I mechanically washed my body as my mind whirled. Garrick helped me rinse, then he lifted me straight from the water though
my wet skin soaked the front of his tunic. He carefully wrapped me in a fluffy robe and set me on the edge of the mattress,
then he went to find a towel for my hair.
It occurred to me too late that I should be embarrassed. But I didn’t feel embarrassed—I felt cared for. Tears pricked my
eyes again, but I blinked them back.
Garrick returned and began drying my hair with gentle hands.
“Did Lord Mar know?” I asked. “About me and Feylan?”
Garrick’s jaw clenched, but his touch remained careful. “I don’t know. He helped the Silver Court fight off the distraction
Shar brought, but then he vanished. No one has seen him since—and I’ve had people quietly looking.”
“Was he injured? Maybe he retreated to recover in safety.” Garrick sighed, and I bit my lip. “I know it’s suspicious, but
I never felt unsafe around him. He really did seem like he was trying to help.”
“He could’ve been helpful because he was sending the information straight to Feylan.”
“Maybe,” I hedged. I’d liked Mar, and it hurt to think that he’d been betraying me the whole time. “What else?” I asked. “Tell me the rest.”
“Grim’s curse is broken. He can choose either form in Edea.”
“That’s good, right?”
Garrick rubbed his thumb over my shoulder. “It is.” He hesitated, then blew out a long breath before admitting, “You have
also seemingly broken the seal on the forest. Magical creatures are no longer restricted to its bounds.”
My heart leapt. I could go home!
Just as quickly, it fell again. I was Etheri.

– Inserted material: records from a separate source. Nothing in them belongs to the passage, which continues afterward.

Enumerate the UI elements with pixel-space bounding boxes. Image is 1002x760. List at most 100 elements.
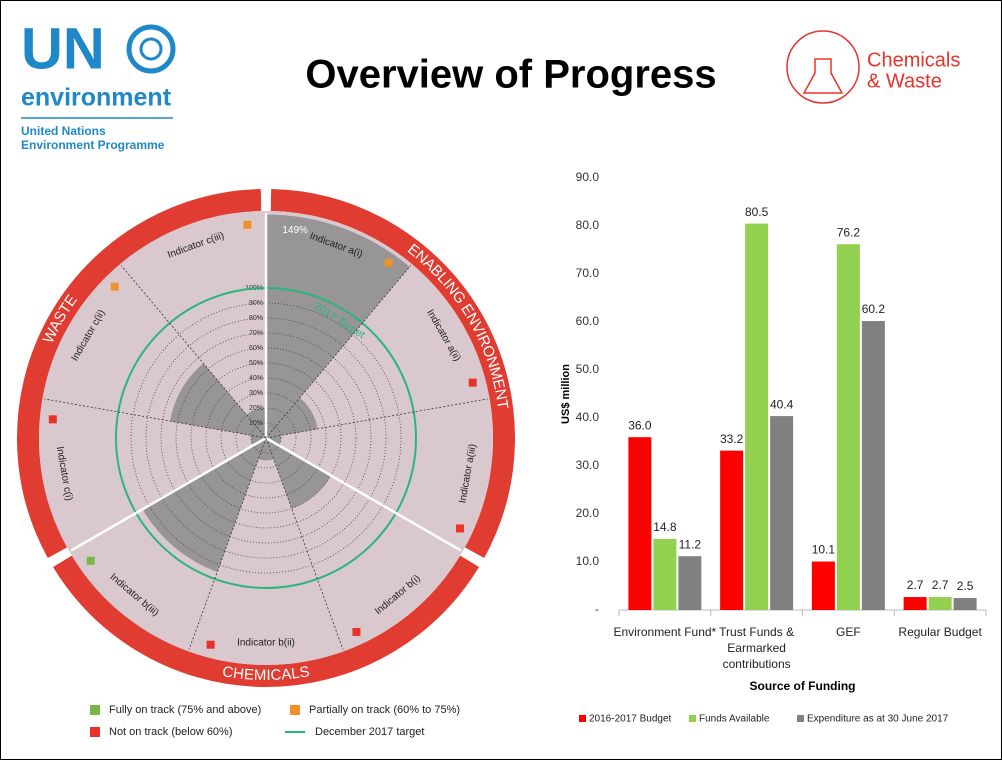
group-ring [53,555,479,687]
status-marker [384,258,393,267]
sector-line [188,437,267,650]
r-tick-label: 80% [249,315,263,322]
value-label: 149% [282,225,308,236]
sector-line [70,436,267,552]
bar [836,244,860,611]
value-label: 40.4 [770,397,794,411]
r-tick-label: 40% [249,375,263,382]
y-tick-label: 50.0 [576,362,600,376]
wedge [266,214,410,438]
y-tick-label: 90.0 [576,170,600,184]
status-marker [468,378,477,387]
r-tick-label: 20% [249,405,263,412]
value-label: 2.7 [907,578,924,592]
status-marker [455,524,464,533]
legend-swatch [797,715,804,722]
legend-label: Funds Available [699,714,770,725]
wedge [169,363,266,438]
y-tick-label: 80.0 [576,218,600,232]
brand-flask [802,58,844,94]
bar [770,416,794,610]
legend-swatch [90,705,100,715]
y-tick-label: - [595,602,599,616]
status-marker [48,415,57,424]
value-label: 80.5 [745,205,769,219]
bar [678,556,702,610]
r-tick-label: 50% [249,360,263,367]
bar [745,223,769,610]
logo-sub: environment [21,84,172,112]
legend-swatch [290,705,300,715]
value-label: 76.2 [837,225,861,239]
legend-label: Partially on track (60% to 75%) [309,704,460,716]
value-label: 10.1 [812,543,836,557]
legend-label: Not on track (below 60%) [109,726,233,738]
legend-label: Expenditure as at 30 June 2017 [807,714,949,725]
wedge [258,438,274,461]
sector-line [265,436,462,552]
bar [628,437,652,610]
bar [653,538,677,610]
legend-label: December 2017 target [315,726,424,738]
value-label: 36.0 [628,418,652,432]
r-tick-label: 30% [249,390,263,397]
r-tick-label: 90% [249,300,263,307]
group-ring [270,189,515,558]
y-tick-label: 70.0 [576,266,600,280]
bar [953,598,977,610]
bar [928,597,952,610]
x-tick-label: Trust Funds & Earmarked contributions [719,625,795,671]
r-tick-label: 10% [249,420,263,427]
brand: Chemicals [867,49,960,71]
r-tick-label: 70% [249,330,263,337]
sector-line [265,398,488,439]
wedge [266,435,282,446]
wedge [246,408,266,438]
status-marker [352,627,361,636]
value-label: 2.7 [932,578,949,592]
legend-label: 2016-2017 Budget [589,714,672,725]
y-tick-label: 20.0 [576,506,600,520]
wedge [266,438,331,509]
value-label: 14.8 [653,520,677,534]
indicator-label: Indicator b(ii) [237,638,295,649]
legend-label: Fully on track (75% and above) [109,704,261,716]
x-tick-label: Environment Fund* [613,625,717,639]
sector-line [265,437,344,650]
value-label: 2.5 [957,579,974,593]
wedge [266,397,318,438]
status-marker [243,220,252,229]
org-line: Environment Programme [21,138,165,152]
value-label: 11.2 [679,537,702,551]
y-axis-title: US$ million [560,364,572,424]
status-marker [86,556,95,565]
x-tick-label: GEF [836,625,861,639]
wedge [142,438,266,572]
sector-line [121,265,267,439]
bar [903,597,927,610]
wedge [251,435,266,446]
y-tick-label: 30.0 [576,458,600,472]
y-tick-label: 60.0 [576,314,600,328]
x-axis-title: Source of Funding [750,679,856,693]
org-line: United Nations [21,124,106,138]
grid-circle [130,302,402,574]
logo-main: UN [21,16,105,81]
title: Overview of Progress [305,53,716,97]
grid-circle [160,332,372,544]
brand-icon [786,30,860,104]
grid-circle [145,317,387,559]
legend-swatch [579,715,586,722]
y-tick-label: 40.0 [576,410,600,424]
value-label: 60.2 [862,302,886,316]
value-label: 33.2 [720,432,744,446]
grid-circle [220,392,312,484]
y-tick-label: 10.0 [576,554,600,568]
bar [861,321,885,610]
logo-emblem-inner [139,37,163,61]
sector-line [265,265,411,439]
grid-circle [250,422,282,454]
status-marker [206,640,215,649]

My home was no longer in Edea—at least, not permanently.
Then the full meaning of Garrick’s words hit and horror bloomed. “The monsters are free.”
“We’ve been doing what we can,” Garrick said, “but there are only so many soldiers I trust, especially around humans for the
first time in a century. The Blood Court is being . . . less cautious.”
“Oh, no.” I breathed the words as the horror deepened. I’d doomed my village and every surrounding village along with it.
And if the old stories were to be believed, I might have doomed the entirety of Yishwar, if not Edea itself.
“I have to fix this.” I jerked up from the bed, but my legs refused to hold me. I would’ve hit the floor if Garrick hadn’t
snagged my wrist at the last second and pulled me back.
“You can’t even stand. You need to rest.”
I shook my head. “Help me dress.”
“There’s more,” he admitted.
“What more could there possibly be?”
“Feylan has officially invoked the law of primogeniture. He felt your magic when you opened the door. He knows you’re a focus,
and he’s desperate to have you. We have three days, including today, before you must appear in the Blood Court or risk war.”